Takunda Maodza Manicaland Bureau Chief
HEAVY rains that have been pounding Manicaland for days now left a trail of destruction in some areas but posed no immediate danger to human life.
Most affected is the road infrastructure especially in Chimanimani, a district pummelled by Cyclone Idai in March last year.
The incessant rains washed away a detour at Biriiri Bridge No. 1 on Tuesday night cutting off Wengezi, Nedziwa and Bvumba from the rest of Chimanimani.
The detour was created to enable J.R. Goddard to refurbish Biriiri Bridge No. 1 whose approaches were damaged by Cyclone Idai last March.
Destruction of the detour by the rains not only affected villagers but aid agencies operating in Chimanimani.
They were cut off from Mutare and Ngangu.
Most victims of Cyclone Idai are still camped at Ngangu as they await relocation by Government to permanent sites in Chimanimani district.
They receive food aid the non-governmental organisations and the Department of Social Welfare.
When The Manica Post visited Chimanimani on Wednesday, workmen from J.R. Goddard were on site attending to the bridge.
The J.R. Goddard employees had by early Wednesday afternoon managed to create a temporary passage for vehicles after filling up the approaches to Biriiri Bridge.

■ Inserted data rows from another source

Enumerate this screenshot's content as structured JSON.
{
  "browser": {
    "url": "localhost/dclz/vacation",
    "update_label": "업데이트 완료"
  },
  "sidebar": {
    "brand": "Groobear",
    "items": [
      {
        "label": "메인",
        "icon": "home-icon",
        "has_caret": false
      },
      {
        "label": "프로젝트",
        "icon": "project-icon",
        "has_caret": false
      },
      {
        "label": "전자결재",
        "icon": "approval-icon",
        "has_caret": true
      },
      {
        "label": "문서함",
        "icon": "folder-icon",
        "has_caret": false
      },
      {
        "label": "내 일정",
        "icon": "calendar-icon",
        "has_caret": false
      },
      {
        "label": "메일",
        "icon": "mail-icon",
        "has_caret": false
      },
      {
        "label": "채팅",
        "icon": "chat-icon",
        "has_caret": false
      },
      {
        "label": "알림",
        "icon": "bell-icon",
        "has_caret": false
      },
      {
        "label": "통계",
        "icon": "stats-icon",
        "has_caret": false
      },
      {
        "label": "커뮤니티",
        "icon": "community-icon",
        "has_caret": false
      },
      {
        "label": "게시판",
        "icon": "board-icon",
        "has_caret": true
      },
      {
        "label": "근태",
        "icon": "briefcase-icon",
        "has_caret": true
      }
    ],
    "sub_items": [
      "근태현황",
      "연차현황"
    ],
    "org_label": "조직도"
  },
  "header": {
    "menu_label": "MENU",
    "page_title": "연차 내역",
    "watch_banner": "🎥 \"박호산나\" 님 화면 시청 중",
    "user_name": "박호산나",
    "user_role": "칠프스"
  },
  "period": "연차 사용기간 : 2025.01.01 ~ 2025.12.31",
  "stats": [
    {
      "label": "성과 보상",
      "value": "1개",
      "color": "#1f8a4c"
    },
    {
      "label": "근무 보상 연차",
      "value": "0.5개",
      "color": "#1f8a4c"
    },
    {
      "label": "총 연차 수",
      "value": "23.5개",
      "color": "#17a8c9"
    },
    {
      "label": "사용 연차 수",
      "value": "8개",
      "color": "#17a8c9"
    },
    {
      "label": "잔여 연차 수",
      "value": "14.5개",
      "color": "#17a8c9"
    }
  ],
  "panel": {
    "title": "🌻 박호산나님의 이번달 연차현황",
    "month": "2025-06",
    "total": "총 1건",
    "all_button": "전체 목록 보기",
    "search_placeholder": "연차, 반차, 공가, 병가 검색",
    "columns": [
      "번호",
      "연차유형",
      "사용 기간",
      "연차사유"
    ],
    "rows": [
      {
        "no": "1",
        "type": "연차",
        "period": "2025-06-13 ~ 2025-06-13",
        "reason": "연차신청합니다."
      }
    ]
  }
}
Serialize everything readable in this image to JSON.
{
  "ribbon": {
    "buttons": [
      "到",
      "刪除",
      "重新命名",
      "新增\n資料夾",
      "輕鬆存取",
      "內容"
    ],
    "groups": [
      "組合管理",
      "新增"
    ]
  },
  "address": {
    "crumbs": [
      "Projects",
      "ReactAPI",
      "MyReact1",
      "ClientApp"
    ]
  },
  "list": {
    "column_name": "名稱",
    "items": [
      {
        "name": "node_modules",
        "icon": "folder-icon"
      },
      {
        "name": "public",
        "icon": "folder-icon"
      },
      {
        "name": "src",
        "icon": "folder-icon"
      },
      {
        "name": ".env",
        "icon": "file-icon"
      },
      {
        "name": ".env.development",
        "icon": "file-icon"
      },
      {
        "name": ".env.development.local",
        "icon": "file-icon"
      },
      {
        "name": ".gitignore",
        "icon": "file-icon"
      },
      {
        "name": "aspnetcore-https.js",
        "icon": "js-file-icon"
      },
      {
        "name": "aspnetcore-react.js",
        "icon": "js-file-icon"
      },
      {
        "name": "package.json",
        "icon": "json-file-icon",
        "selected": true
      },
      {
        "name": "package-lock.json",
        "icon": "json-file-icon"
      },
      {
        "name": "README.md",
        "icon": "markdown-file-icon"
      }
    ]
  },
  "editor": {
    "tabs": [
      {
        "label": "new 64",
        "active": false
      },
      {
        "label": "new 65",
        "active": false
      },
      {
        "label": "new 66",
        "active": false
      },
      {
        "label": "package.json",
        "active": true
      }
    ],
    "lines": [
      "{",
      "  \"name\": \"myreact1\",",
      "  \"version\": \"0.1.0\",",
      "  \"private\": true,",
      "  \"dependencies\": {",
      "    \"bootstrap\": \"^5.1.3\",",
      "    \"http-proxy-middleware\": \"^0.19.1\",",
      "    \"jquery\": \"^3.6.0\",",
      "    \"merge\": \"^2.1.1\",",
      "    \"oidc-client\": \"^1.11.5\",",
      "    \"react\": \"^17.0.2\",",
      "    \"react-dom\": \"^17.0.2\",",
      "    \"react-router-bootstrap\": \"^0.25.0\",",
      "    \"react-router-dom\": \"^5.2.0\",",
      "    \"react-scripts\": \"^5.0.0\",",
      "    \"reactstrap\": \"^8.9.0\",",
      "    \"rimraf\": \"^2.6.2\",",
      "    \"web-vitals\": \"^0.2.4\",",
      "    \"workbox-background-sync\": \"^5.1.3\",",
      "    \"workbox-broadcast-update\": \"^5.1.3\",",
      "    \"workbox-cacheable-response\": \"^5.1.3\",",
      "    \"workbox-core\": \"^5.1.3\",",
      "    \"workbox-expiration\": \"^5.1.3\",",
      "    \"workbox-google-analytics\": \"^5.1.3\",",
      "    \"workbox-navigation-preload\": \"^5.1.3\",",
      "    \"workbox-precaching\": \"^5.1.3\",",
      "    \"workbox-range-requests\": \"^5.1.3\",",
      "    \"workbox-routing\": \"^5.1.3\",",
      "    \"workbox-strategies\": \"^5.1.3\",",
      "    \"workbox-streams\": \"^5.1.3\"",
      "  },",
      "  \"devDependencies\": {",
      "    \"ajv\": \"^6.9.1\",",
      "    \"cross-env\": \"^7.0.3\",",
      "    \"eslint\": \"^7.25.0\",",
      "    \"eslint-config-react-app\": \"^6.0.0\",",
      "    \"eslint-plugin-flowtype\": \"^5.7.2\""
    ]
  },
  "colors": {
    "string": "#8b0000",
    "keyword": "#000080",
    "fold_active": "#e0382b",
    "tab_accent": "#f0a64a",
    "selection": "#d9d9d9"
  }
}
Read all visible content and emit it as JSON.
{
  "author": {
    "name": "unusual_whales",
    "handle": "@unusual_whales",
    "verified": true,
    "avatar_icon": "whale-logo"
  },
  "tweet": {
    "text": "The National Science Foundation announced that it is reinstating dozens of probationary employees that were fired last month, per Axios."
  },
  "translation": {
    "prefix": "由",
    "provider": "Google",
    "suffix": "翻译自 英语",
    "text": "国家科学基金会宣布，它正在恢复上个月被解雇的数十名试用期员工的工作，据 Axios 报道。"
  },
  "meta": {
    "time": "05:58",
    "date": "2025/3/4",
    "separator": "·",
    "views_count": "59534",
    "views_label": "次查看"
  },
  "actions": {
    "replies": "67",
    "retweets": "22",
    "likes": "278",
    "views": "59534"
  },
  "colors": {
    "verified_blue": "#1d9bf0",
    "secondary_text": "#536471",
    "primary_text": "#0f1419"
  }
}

They were yet to attend to the detour bridge owing to increased water flow in the river.
“It has been hectic here. The detour bridge was washed away by rains on Tuesday night cutting off traffic on either side. We expect to have completed permanent works on the bridge in two weeks,” said an engineer with J.R Goddard.
Besides slight landslides on some section of the road leading to Skyline, the rains did not cause further damage in Chimanimani.
Skyline, which was severely destroyed by Cyclone Idai, was trafficable on Wednesday with workmen from Masimba Construction refurbishing sections of the road they were contracted.
The road is, however, highly slippery.
There were no immediate reports of any schools having been affected by the rains in Chimanimani East as of Wednesday.
“We have not received any reports on schools that may have been affected by the rains as yet,” said a district schools official. Chipinge, which is usually prone to flooding, was also not seriously affected by the rains.
The District Development Coordinator for Chipinge Mr William Mushava told The Manica Post yesterday they were safe.
“Water levels in Save River have risen drastically but we are very safe. We are not in floods danger so far. We use Tongagara Refugee Camp as a benchmark. When there is risk of flooding we move refugees to higher grounds of which we have not done so as there is no danger.”
Mr Mushava said the heavy rains had left most roads in Chipinge town and the rest of the district in a bad state.
“The state of roads in most areas is very bad owing to erosion.
“We now have gullies cutting across roads in areas like Gaza here in Chipinge town. We are engaging local authorities to impress upon them the need to use devolution funds to attend to our roads.”